La mattinata, a cui hanno partecipato gli studenti delle classi quarte e quinte dell’istituto,  è stata occasione per percorrere  tutte le possibili “insidie” che i giovani devono imparare a fronteggiare, a partire da quelle connesse al web, per terminare con quelle legate all’uso/abuso di sostanze alcoliche e stupefacenti e alla violenza.

I lavori sono stati aperti dalla Prof.ssa  Collarile che ha presentato gli illustri relatori mentre i saluti istituzionali sono stati portati dalla Prof.ssa Rosalba Tesauro,  prima collaboratrice della Dirigente Scolastica, Prof.ssa Paola Guarino.

Si sono susseguiti nell’incontro/dibattito l’Avv. Nico Salomone, Presidente della Camera Penale di Benevento, con un intervento accattivante sull’uso consapevole dei social e sui più comuni reati informatici; l’Avv. Pietro Romano, componente del “Gruppo scuola” della Camera Penale di Benevento che, partendo da recenti fatti di cronaca giudiziaria, ha trattato il tema della violenza individuale e di gruppo e ha illustrato le sanzioni penali connesse alle varie condotte delittuose.  E’ stata poi la volta dell’Avv. Domenico De Cristoforo, componente del “Gruppo scuola” della Camera Penale di Benevento, che si è intrattenuto sulle conseguenze connesse alla guida sotto l’effetto delle sostanze alcoliche e/o stupefacenti e dell’Avv. Giuseppe Nardone, referente del “Progetto scuola “ della Camera penale di Benevento, che ha posto il focus su quanto possa essere sottile la linea di demarcazione tra scherzo e reato. Infine, l’Avv. Simona Barbone, componente della Giunta dell’Unione delle Camere Penali italiane, ha portato all’attenzione dei ragazzi alcuni casi giudiziari che sul nostro territorio hanno visto coinvolti dei minori, evidenziando come la legalità debba essere sempre per gli adolescenti un scelta di vita quotidiana.

Si è poi  aperto il dibattito/confronti con gli studenti che hanno formulato domande e condiviso spunti di riflessione sulle tematiche affrontate nonché sulle dinamiche del disagio giovanile.

Unanime il messaggio conclusivo dell’incontro: i giovani, cuore pulsante della comunità, protagonisti della propria vita e dei territori che abitano, devono essere informati/formati per avere la piena consapevolezza delle conseguenze correlate alle azioni proposte; ma soprattutto devono essere perfettamente consci che tutti gli attori (scuola, famiglia, istituzioni) sono presenti, disponibili all’ascolto e pronti a costruire con loro percorsi di crescita e responsabilità condivisa.

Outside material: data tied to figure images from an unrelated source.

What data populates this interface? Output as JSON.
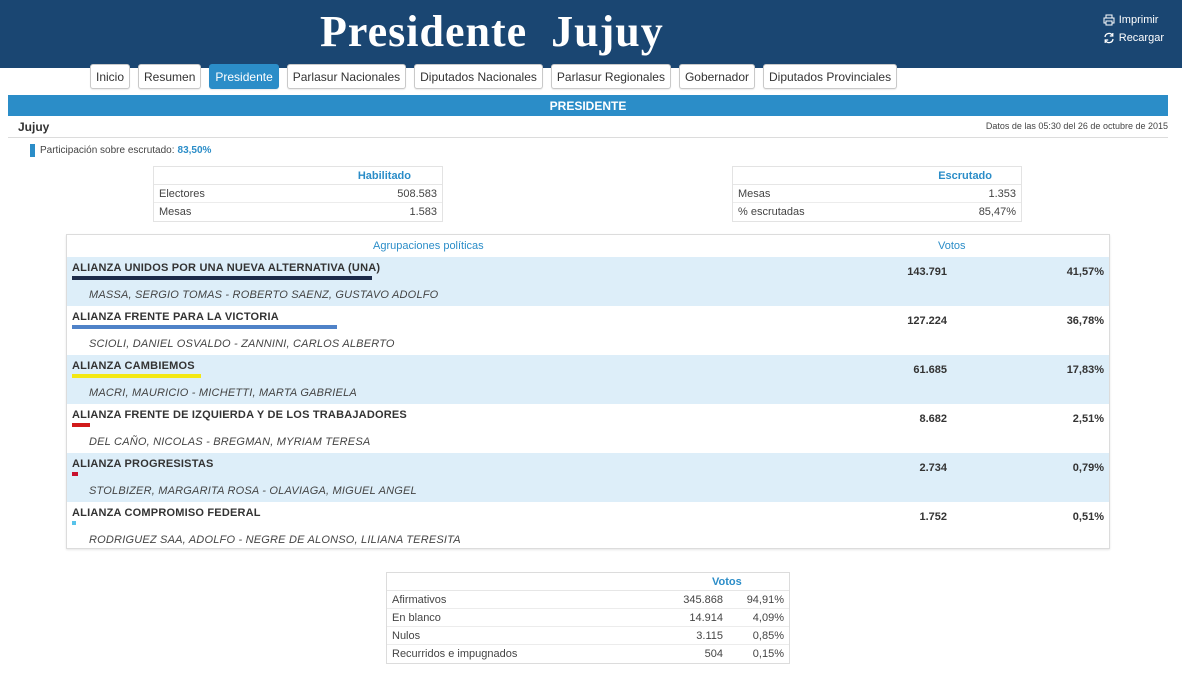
{
  "header": {
    "title": "Presidente  Jujuy",
    "print_label": "Imprimir",
    "reload_label": "Recargar"
  },
  "tabs": [
    {
      "label": "Inicio",
      "active": false
    },
    {
      "label": "Resumen",
      "active": false
    },
    {
      "label": "Presidente",
      "active": true
    },
    {
      "label": "Parlasur Nacionales",
      "active": false
    },
    {
      "label": "Diputados Nacionales",
      "active": false
    },
    {
      "label": "Parlasur Regionales",
      "active": false
    },
    {
      "label": "Gobernador",
      "active": false
    },
    {
      "label": "Diputados Provinciales",
      "active": false
    }
  ],
  "section_title": "PRESIDENTE",
  "region": "Jujuy",
  "updated": "Datos de las 05:30 del 26 de octubre de 2015",
  "participation": {
    "label": "Participación sobre escrutado:",
    "value": "83,50%"
  },
  "habilitado": {
    "title": "Habilitado",
    "rows": [
      {
        "label": "Electores",
        "value": "508.583"
      },
      {
        "label": "Mesas",
        "value": "1.583"
      }
    ]
  },
  "escrutado": {
    "title": "Escrutado",
    "rows": [
      {
        "label": "Mesas",
        "value": "1.353"
      },
      {
        "label": "% escrutadas",
        "value": "85,47%"
      }
    ]
  },
  "parties_header": {
    "col1": "Agrupaciones políticas",
    "col2": "Votos"
  },
  "parties": [
    {
      "name": "ALIANZA UNIDOS POR UNA NUEVA ALTERNATIVA (UNA)",
      "candidates": "MASSA, SERGIO TOMAS - ROBERTO SAENZ, GUSTAVO ADOLFO",
      "votes": "143.791",
      "pct": "41,57%",
      "pct_value": 41.57,
      "color": "#1c2b4a"
    },
    {
      "name": "ALIANZA FRENTE PARA LA VICTORIA",
      "candidates": "SCIOLI, DANIEL OSVALDO - ZANNINI, CARLOS ALBERTO",
      "votes": "127.224",
      "pct": "36,78%",
      "pct_value": 36.78,
      "color": "#4f82c8"
    },
    {
      "name": "ALIANZA CAMBIEMOS",
      "candidates": "MACRI, MAURICIO - MICHETTI, MARTA GABRIELA",
      "votes": "61.685",
      "pct": "17,83%",
      "pct_value": 17.83,
      "color": "#f3e814"
    },
    {
      "name": "ALIANZA FRENTE DE IZQUIERDA Y DE LOS TRABAJADORES",
      "candidates": "DEL CAÑO, NICOLAS - BREGMAN, MYRIAM TERESA",
      "votes": "8.682",
      "pct": "2,51%",
      "pct_value": 2.51,
      "color": "#d11a1a"
    },
    {
      "name": "ALIANZA PROGRESISTAS",
      "candidates": "STOLBIZER, MARGARITA ROSA - OLAVIAGA, MIGUEL ANGEL",
      "votes": "2.734",
      "pct": "0,79%",
      "pct_value": 0.79,
      "color": "#c8102e"
    },
    {
      "name": "ALIANZA COMPROMISO FEDERAL",
      "candidates": "RODRIGUEZ SAA, ADOLFO - NEGRE DE ALONSO, LILIANA TERESITA",
      "votes": "1.752",
      "pct": "0,51%",
      "pct_value": 0.51,
      "color": "#58c3ea"
    }
  ],
  "summary": {
    "title": "Votos",
    "rows": [
      {
        "label": "Afirmativos",
        "votes": "345.868",
        "pct": "94,91%"
      },
      {
        "label": "En blanco",
        "votes": "14.914",
        "pct": "4,09%"
      },
      {
        "label": "Nulos",
        "votes": "3.115",
        "pct": "0,85%"
      },
      {
        "label": "Recurridos e impugnados",
        "votes": "504",
        "pct": "0,15%"
      }
    ]
  }
}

La mattinata è terminata con l’impegno di creare nuove occasioni per favorire ulteriori dibattiti con gli studenti.

Un sentito ringraziamento va dalla comunità scolastica dell’Ipsar Le Streghe agli illustri relatori, l’Avv. Nico Salomone, l’Avv. Pietro Romano, l’Avv. Domenico Cristoforo, l’Avv. Giuseppe Nardone e l’Avv. Simona Barbone, e a coloro i quali, a vario titolo (docenti, studenti, personale Ata, assistenti tecnici),  hanno reso possibile questo proficuo incontro di formazione e riflessione.